In the past, the ethical and moral questions about how to handle a wild animal’s suffering were usually left up to the judgement of wildlife experts. These days, the human and wild worlds are increasingly bumping into each other. While the proximity began in the physical world with humans entering the wilderness more frequently, now animal lovers from every corner are one click away from becoming invested in the well-being of wild animals that they’ll never meet through social media.
Ultimately, does our emotional investment help or hinder the quality of life of wild animals?
Wild Animal Suffering
Take for example a recent case in Minnesota where a wounded moose‘s suffering spread all over social media. As reported in Daily Digest News (DDN), animal lovers took to social media to express their anger and frustration because the moose was missing its tail. Should nature take its course? Should wildlife experts intervene and humanely end the animal’s suffering? It seemed like everyone had an opinion.
The moose with the missing tail isn’t the first example of such social media outcry. Thousands of viewers tuned in to watch a baby eagle with a broken wing trapped in its nest just wanting to fly free.
The thousands of viewers also saw wildlife authorities not taking any action to help the bird. As DDN reports, Lori Naumann from the Minnesota Department of Natural Resources explained, “Social media had a big impact on our decision-making process. My phone blew up. My email blew up.”
The public’s persistence eventually mobilized wildlife authorities to intervene, and the baby eagle got veterinary care. Unfortunately, it was more than a broken wing; the baby eagle’s systemic infection and bad wing meant that it couldn’t survive on its own and live free of pain, so the veterinarians euthanized the wild animal.
The same public outcry that mobilized help for the baby eagle also mobilized a campaign of hate over the eagle being euthanized. DDN reported how Naumann was forced to go to social media extremes by deleting posts and blocking individual users because of the hateful messages.
Helping or Hurting Wild Animals?
Some could argue that the social media mobilization in the baby eagle example was counterproductive because the PR nightmare took away the experts’ time and resources from doing their job and helping other animals.

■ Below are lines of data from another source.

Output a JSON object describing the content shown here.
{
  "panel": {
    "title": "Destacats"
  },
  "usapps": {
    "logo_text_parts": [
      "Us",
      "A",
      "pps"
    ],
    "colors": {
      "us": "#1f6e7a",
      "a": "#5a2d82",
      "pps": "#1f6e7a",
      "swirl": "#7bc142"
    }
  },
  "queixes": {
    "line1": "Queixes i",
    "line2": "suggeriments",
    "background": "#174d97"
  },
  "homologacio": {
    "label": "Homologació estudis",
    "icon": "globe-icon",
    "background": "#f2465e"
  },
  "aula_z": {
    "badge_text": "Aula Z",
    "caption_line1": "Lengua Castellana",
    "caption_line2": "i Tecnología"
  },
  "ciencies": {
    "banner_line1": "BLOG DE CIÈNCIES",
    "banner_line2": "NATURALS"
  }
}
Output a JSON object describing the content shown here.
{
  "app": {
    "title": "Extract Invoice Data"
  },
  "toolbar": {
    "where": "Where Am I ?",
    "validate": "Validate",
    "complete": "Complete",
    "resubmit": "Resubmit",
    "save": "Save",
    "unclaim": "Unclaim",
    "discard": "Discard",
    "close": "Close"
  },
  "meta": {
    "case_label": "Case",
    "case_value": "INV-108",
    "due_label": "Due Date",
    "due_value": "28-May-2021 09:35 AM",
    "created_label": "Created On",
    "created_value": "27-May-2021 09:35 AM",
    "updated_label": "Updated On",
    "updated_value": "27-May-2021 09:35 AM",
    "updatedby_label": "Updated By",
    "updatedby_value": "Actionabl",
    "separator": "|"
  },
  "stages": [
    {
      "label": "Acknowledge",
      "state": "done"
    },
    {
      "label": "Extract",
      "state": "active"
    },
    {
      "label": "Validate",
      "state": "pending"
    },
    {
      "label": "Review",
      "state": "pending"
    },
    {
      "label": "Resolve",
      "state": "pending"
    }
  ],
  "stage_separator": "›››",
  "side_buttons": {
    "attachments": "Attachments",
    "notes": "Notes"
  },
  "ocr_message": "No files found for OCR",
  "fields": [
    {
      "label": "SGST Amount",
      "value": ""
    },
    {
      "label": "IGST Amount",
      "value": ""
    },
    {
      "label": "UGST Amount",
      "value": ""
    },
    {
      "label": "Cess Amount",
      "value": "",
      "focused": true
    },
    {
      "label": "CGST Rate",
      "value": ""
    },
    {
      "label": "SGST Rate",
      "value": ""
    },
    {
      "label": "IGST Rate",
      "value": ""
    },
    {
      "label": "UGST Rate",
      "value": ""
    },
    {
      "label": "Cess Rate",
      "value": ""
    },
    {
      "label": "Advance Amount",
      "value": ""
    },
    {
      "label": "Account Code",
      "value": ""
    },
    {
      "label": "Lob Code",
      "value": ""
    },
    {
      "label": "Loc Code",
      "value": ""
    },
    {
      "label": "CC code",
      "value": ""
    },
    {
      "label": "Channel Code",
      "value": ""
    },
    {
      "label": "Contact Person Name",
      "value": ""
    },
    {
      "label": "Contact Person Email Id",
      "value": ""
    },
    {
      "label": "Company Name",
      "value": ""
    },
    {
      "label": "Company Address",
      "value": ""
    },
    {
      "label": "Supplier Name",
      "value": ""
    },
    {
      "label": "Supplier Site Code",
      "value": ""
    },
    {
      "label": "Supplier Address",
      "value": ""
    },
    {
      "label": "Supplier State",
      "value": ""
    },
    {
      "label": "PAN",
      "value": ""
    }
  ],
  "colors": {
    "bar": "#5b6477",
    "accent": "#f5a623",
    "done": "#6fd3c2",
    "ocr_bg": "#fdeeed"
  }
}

When did the average person become a wildlife expert and able to tell them how to do their job? Although, there’s a possibility that an animal could’ve been saved, and it wouldn’t have been possible without the care and concern of strangers.
Most of us feel indebted to the animals that we know another human has purposefully hurt. Come on, didn’t you want justice for the weak and starving brown pelican with the human-inflicted wound? I think anyone with a pulse and an iota of compassion did.
Yet, do we still have that ethical obligation when we’re not sure if the wild animal is in pain and suffering because of us? I don’t know.
If we remove our emotions from the pain and suffering of other sentient beings, then we’ll remember that the natural world isn’t as idyllic as we like to romanticize. As DDN writes, Richard Dawkins explains, “During the minute it takes me to compose this sentence, thousands of animals are being eaten alive.”
If they’re not being eaten, then they are running for their lives. They could be in the last battle of their lives where only one will come out alive. They slowly could be succumbing to deadly diseases introduced by parasites, and there are many more realities taking place in the natural world every second. Yet, in nature’s infinite wisdom, even a dead carcass has a role in the natural order of life, e.g. a meal for vultures. It’s a cycle that we break when we intervene to alleviate one animal’s suffering.
So, should we just remove our emotions, butt out and leave these instances of animal pain and suffering to actual wildlife experts or not? As the human and wild worlds get closer, both online and offline, it’s a question that we’ll undoubtedly run into again.